Back to school!
I started teaching a course on Competitive Intelligence in Metropolia Business School this fall semester. And man, what an experience it has been.
My personal history with Competitive Intelligence dates back to 2006 when I started my career as an Information Specialist, still a student at that time. The world looked quite different those days when it comes to competitive intelligence and the external business environment of any company.
Teaching competitive intelligence – nothing is as it was back in the day
The pace of change in today’s world is so fast with disruption coming from all around us. New technologies are changing and challenging whole industry value chains in practically all industries, ecosystems are being formed and new collaboration models found in places beyond the imagination. Actually the absolute definition of an industry might be misleading nowadays and misdirect the company, causing it to look at incorrect external factors when assessing risks and opportunities.
At the same time the amount of data out there has exploded – one needs to be able to absorb only the relevant information to support one’s strategy from the mess of unstructured bits and pieces that is out there, via analytics and visualization to give unstructured data some structure and via analysis techniques to give that information context and meaning and answer the “so whats” of one’s business?
At the beginning of the first lecture I actually congratulated my students for being able to attend this class, as no such class with such a broad scope of competitive and market intelligence existed when I was in school.
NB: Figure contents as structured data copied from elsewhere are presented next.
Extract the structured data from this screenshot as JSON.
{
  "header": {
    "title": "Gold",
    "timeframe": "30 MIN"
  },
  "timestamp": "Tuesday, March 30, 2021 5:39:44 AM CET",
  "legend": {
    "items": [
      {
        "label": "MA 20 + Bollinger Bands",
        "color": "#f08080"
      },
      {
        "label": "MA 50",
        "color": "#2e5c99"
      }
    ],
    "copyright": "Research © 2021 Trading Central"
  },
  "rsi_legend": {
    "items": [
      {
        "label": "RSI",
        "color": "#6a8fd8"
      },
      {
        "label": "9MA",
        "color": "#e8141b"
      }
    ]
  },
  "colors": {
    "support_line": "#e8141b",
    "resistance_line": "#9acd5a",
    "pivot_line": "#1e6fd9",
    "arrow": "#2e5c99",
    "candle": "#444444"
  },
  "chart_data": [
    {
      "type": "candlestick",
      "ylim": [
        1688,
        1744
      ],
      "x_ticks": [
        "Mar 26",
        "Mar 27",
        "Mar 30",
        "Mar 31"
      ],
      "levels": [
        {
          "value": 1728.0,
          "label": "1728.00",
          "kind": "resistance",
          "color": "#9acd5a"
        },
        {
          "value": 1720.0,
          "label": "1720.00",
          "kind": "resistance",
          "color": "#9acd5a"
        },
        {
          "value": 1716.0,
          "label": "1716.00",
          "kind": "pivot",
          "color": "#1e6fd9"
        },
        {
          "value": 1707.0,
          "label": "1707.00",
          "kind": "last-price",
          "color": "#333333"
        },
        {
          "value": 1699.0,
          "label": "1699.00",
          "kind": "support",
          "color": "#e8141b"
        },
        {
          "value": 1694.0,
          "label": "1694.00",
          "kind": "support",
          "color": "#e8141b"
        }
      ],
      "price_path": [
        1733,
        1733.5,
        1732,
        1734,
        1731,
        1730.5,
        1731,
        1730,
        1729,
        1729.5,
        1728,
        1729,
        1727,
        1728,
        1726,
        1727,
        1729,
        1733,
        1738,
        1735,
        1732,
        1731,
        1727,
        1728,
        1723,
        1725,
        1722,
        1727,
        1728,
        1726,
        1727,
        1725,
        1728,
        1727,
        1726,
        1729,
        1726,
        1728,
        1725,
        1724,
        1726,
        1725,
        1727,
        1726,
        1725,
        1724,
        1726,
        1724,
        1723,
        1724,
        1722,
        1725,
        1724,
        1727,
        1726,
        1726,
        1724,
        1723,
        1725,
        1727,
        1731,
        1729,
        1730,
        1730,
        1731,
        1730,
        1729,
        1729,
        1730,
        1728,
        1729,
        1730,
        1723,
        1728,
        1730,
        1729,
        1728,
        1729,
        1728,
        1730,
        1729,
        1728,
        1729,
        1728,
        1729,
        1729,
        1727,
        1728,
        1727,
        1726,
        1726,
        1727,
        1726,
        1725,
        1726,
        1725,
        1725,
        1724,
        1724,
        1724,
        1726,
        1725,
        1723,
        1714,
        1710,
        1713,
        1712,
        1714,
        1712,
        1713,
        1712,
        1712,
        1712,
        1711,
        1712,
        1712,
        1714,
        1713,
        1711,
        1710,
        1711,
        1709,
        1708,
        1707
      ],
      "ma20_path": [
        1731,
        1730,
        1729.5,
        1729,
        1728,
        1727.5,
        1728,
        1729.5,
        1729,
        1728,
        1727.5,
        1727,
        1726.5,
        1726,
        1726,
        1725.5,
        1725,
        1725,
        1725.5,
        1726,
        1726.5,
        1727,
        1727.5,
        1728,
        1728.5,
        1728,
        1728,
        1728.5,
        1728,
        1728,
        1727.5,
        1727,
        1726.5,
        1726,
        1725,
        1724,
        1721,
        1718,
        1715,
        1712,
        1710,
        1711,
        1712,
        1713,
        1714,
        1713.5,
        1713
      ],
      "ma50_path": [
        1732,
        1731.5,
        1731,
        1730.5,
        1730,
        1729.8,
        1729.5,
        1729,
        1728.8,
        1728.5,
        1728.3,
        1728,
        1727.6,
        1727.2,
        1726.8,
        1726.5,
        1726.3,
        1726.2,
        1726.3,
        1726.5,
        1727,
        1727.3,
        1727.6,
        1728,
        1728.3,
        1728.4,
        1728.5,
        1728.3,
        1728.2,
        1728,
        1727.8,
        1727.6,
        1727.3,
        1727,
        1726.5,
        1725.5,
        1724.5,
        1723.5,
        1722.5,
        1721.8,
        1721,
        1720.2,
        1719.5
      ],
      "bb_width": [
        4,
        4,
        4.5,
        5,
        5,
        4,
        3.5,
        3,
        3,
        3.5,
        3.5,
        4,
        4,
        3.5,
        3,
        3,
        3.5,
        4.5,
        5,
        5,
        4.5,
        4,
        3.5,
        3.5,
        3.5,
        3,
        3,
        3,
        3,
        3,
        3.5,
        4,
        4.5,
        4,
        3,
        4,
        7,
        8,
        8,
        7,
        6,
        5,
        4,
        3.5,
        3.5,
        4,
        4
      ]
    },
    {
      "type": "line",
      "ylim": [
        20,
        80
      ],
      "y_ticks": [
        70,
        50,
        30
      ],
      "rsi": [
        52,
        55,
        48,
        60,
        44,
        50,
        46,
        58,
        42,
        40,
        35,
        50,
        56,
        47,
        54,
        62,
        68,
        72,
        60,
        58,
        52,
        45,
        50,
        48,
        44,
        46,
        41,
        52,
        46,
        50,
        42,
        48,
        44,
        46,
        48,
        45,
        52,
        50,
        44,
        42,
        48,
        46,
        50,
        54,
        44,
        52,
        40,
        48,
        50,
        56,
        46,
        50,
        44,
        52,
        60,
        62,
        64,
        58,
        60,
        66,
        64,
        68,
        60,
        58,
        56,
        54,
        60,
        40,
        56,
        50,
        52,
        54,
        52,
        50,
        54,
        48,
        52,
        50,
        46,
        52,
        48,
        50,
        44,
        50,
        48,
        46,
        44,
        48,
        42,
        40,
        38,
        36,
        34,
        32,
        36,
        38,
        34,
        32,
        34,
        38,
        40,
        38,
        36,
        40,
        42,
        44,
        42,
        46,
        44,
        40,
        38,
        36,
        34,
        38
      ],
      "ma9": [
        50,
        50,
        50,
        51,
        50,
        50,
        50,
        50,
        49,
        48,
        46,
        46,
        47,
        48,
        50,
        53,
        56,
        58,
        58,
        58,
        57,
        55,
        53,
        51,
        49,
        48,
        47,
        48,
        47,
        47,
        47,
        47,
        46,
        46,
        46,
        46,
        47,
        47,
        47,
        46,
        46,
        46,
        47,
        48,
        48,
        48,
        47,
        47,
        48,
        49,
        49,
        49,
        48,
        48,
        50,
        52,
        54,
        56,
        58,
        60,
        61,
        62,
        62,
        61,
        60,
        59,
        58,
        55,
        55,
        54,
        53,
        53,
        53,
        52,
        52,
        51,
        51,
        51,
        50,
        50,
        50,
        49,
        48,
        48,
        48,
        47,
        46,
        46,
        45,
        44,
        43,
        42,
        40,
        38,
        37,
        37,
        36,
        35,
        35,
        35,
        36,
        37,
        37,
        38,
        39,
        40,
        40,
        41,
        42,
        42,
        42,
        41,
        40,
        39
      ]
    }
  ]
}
As the need for more systematic competitive intelligence grows, I’m glad to see that the universities are staying on top of the development wave.
How does teaching support my work at M-Brain?
During my career I have attended hundreds of client meetings and spoken in a number of events on competitive and market intelligence. In my work at M-Brain I guide and coach a team of 13 highly talented analysts and consultants and attend client workshops with clients familiar with the basic concepts of market intelligence. I have also co-arranged internal training series in the form of an analyst trainee programme to interns and newcomers to M-Brain. However, teaching a course to students is a whole another story. I have attended classes before as a guest lecturer, but teaching an entire course poses its unique challenges.
First of all, I need to convey the message in a form where I build a story on how to turn data into intelligence and utilize it in the most effective way in decision making, taking into account organizational issues and decision making processes. This is because students whose practical experience in organizations overall – experience about people’s roles, culture and processes of decision making – is quite limited given the fact that they haven’t yet been extensively exposed to these issues in their work life.
Second, it’s one thing to act as a guest lecturer on a specific topic, but quite another teaching the whole course where I need to think of the storyline in terms of 12 or so three-hour lectures. How do the pieces of the puzzle fit together and form an understandable whole to the students? Obviously, one thing to consider is the grading of the students as well.
Third, the lectures are three hours each, so I need to tell the story within each lecture in a way which gets the students excited and involved, avoiding the Facebook-trap, as everyone has a smartphone with them.
My own measure of success has been exactly that – when the lecture has sparked discussions, questions and I have not seen handheld devices being used during the class, I consider the lecture a success. In reality, sometimes I’m a better lecturer, sometimes worse. It’s a fact of life. Preparation is the key. I try to be prepared each time to be at my best, but as you know, sometimes life just gets in the way.
Application of classical methods in today’s business environment?
It’s been great, having been forced to dive in many methodologies and techniques, classical as well as newer ones and having had to consider the actual added value they bring. A good summary of many of the most utilized techniques in Competitive Intelligence can be found in the second edition of “Business and Competitive Analysis – Effective Application of New and Classic Methods” (Fleisher, Bensoussan 2015). Having worked with these issues and different techniques obviously gives a good starting point, but having to teach them really made me assess the applicability and usefulness of each technique and methodology in today’s changing world. With each of the classical methods I’ve taught to the students, I’ve gone also through pitfalls and things to consider when utilizing the method in today’s business environment.
Through this process I have gotten food for thought and fresh views from students on some occasions, as they have, if not challenged me, at least been bold enough to ask hard questions that I have been forced to give well-thought answers to.
I have absolutely gotten better in the art of storytelling – conveying my message in a way that is interesting and understandable. The content is important and needs to be in order, but the way you’re able to convey your message is the make or break of teaching – and of many other things in life, now that I think of it.
To finish, I need to thank Kevin McIntire, a senior lecturer at Metropolia Business School who has helped me along the way with course materials and his thoughts on teaching. I could not have done it without his advice.